A month after confirming its systems were breached, networking giant Cisco reported that the attack was a failed ransomware attempt conducted on behalf of the Lapsus$ group.
The cybercriminals obtained access to Cisco’s systems with a social engineering attack that began with an attacker taking control of an employee’s personal Google account, where credentials saved in the victim’s browser were being synchronized. Then, in a series of sophisticated voice phishing attacks, the gang convinced the victim to accept multifactor authentication (MFA) push notifications, giving crooks the ability to log in to the corporate VPN as if they were the victim.
From there, the attackers were able to compromise Cisco systems, elevate privileges, drop remote access tools, deploy Cobalt Strike and other offensive malware, and add their own backdoors into the system.

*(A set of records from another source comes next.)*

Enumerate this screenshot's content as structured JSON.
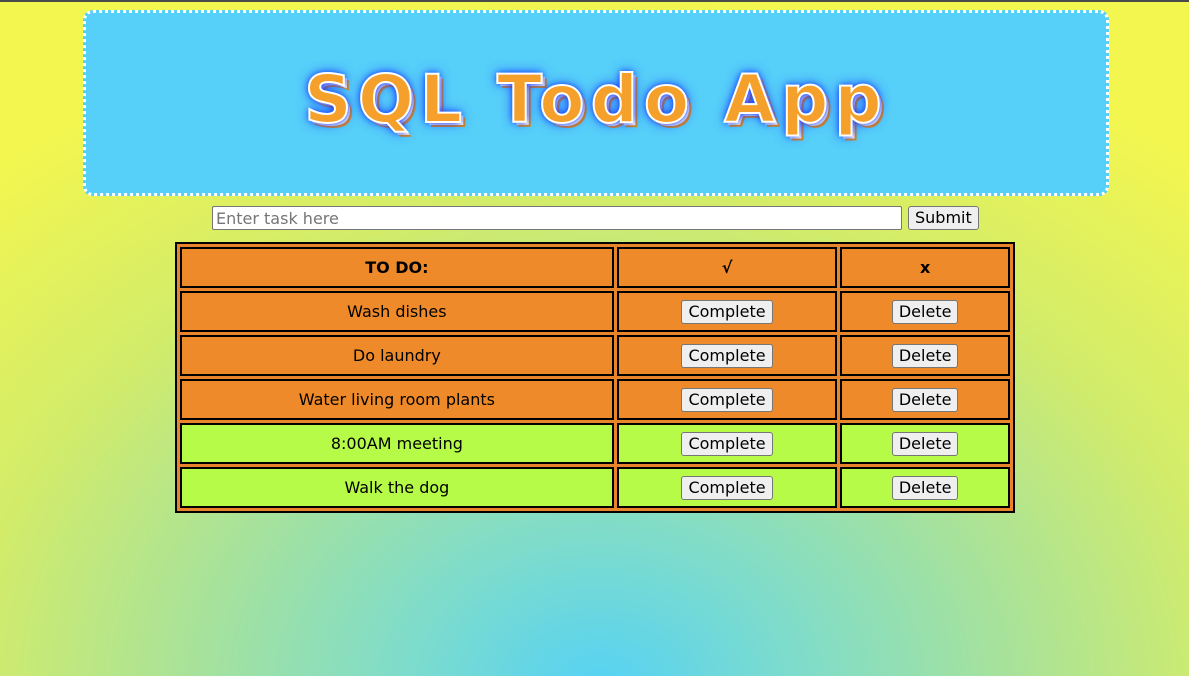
{
  "app": {
    "title": "SQL Todo App"
  },
  "form": {
    "input_placeholder": "Enter task here",
    "input_value": "",
    "submit_label": "Submit"
  },
  "table": {
    "headers": {
      "task": "TO DO:",
      "complete": "√",
      "delete": "x"
    },
    "rows": [
      {
        "task": "Wash dishes",
        "complete_label": "Complete",
        "delete_label": "Delete",
        "status": "pending",
        "color": "#ee8a2a"
      },
      {
        "task": "Do laundry",
        "complete_label": "Complete",
        "delete_label": "Delete",
        "status": "pending",
        "color": "#ee8a2a"
      },
      {
        "task": "Water living room plants",
        "complete_label": "Complete",
        "delete_label": "Delete",
        "status": "pending",
        "color": "#ee8a2a"
      },
      {
        "task": "8:00AM meeting",
        "complete_label": "Complete",
        "delete_label": "Delete",
        "status": "completed",
        "color": "#b6fb47"
      },
      {
        "task": "Walk the dog",
        "complete_label": "Complete",
        "delete_label": "Delete",
        "status": "completed",
        "color": "#b6fb47"
      }
    ]
  },
  "colors": {
    "banner": "#56cff9",
    "title_text": "#f5a02a",
    "pending_row": "#ee8a2a",
    "completed_row": "#b6fb47"
  }
}
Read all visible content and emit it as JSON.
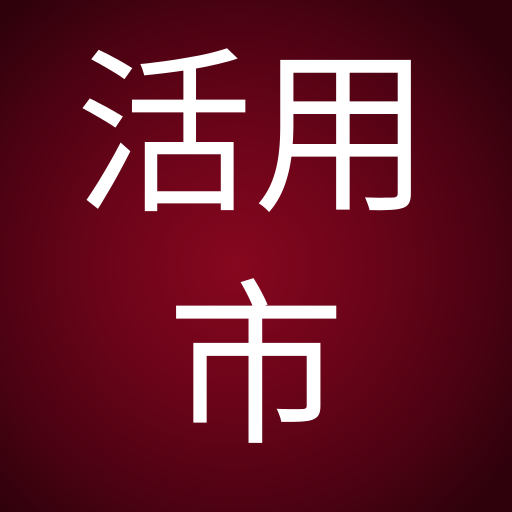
{
  "logo": {
    "line1": [
      "活",
      "用"
    ],
    "line2": [
      "市"
    ]
  },
  "colors": {
    "background_center": "#86071f",
    "background_edge": "#2e010b",
    "text": "#ffffff"
  }
}
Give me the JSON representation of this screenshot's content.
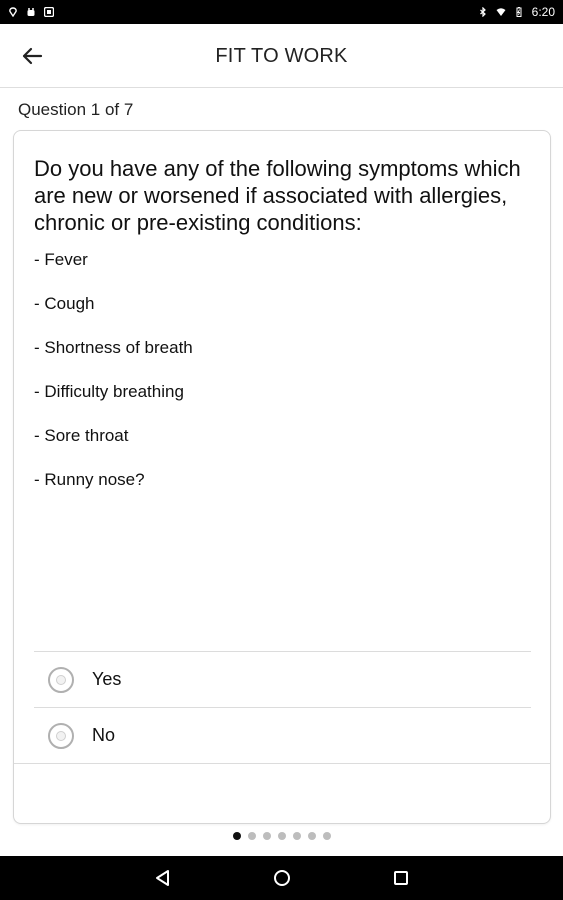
{
  "status_bar": {
    "time": "6:20",
    "left_icons": [
      "location-icon",
      "android-debug-icon",
      "photo-icon"
    ],
    "right_icons": [
      "bluetooth-icon",
      "wifi-icon",
      "battery-charging-icon"
    ]
  },
  "app_bar": {
    "title": "FIT TO WORK",
    "back_icon": "arrow-left-icon"
  },
  "progress": {
    "label": "Question 1 of 7",
    "current": 1,
    "total": 7
  },
  "question": {
    "text": "Do you have any of the following symptoms which are new or worsened if associated with allergies, chronic or pre-existing conditions:",
    "symptoms": [
      "- Fever",
      "- Cough",
      "- Shortness of breath",
      "- Difficulty breathing",
      "- Sore throat",
      "- Runny nose?"
    ]
  },
  "options": [
    {
      "label": "Yes",
      "selected": false
    },
    {
      "label": "No",
      "selected": false
    }
  ],
  "pager": {
    "count": 7,
    "active_index": 0
  },
  "nav_bar": {
    "icons": [
      "back-triangle-icon",
      "home-circle-icon",
      "recents-square-icon"
    ]
  },
  "colors": {
    "status_bar": "#000000",
    "active_dot": "#111111",
    "inactive_dot": "#bdbdbd",
    "divider": "#dcdcdc"
  }
}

“Based upon artifacts obtained, tactics, techniques, and procedures (TTPs) identified, infrastructure used, and a thorough analysis of the backdoor utilized in this attack, we assess with moderate to high confidence that this attack was conducted by an adversary that has been previously identified as an initial access broker (IAB) with ties to both UNC2447 and Lapsus$,” the Cisco Talos team explained in a Sept. 11 update on the August breach. “While we did not observe ransomware deployment in this attack, the TTPs used were consistent with ‘pre-ransomware activity,’ activity commonly observed leading up to the deployment of ransomware in victim environments.”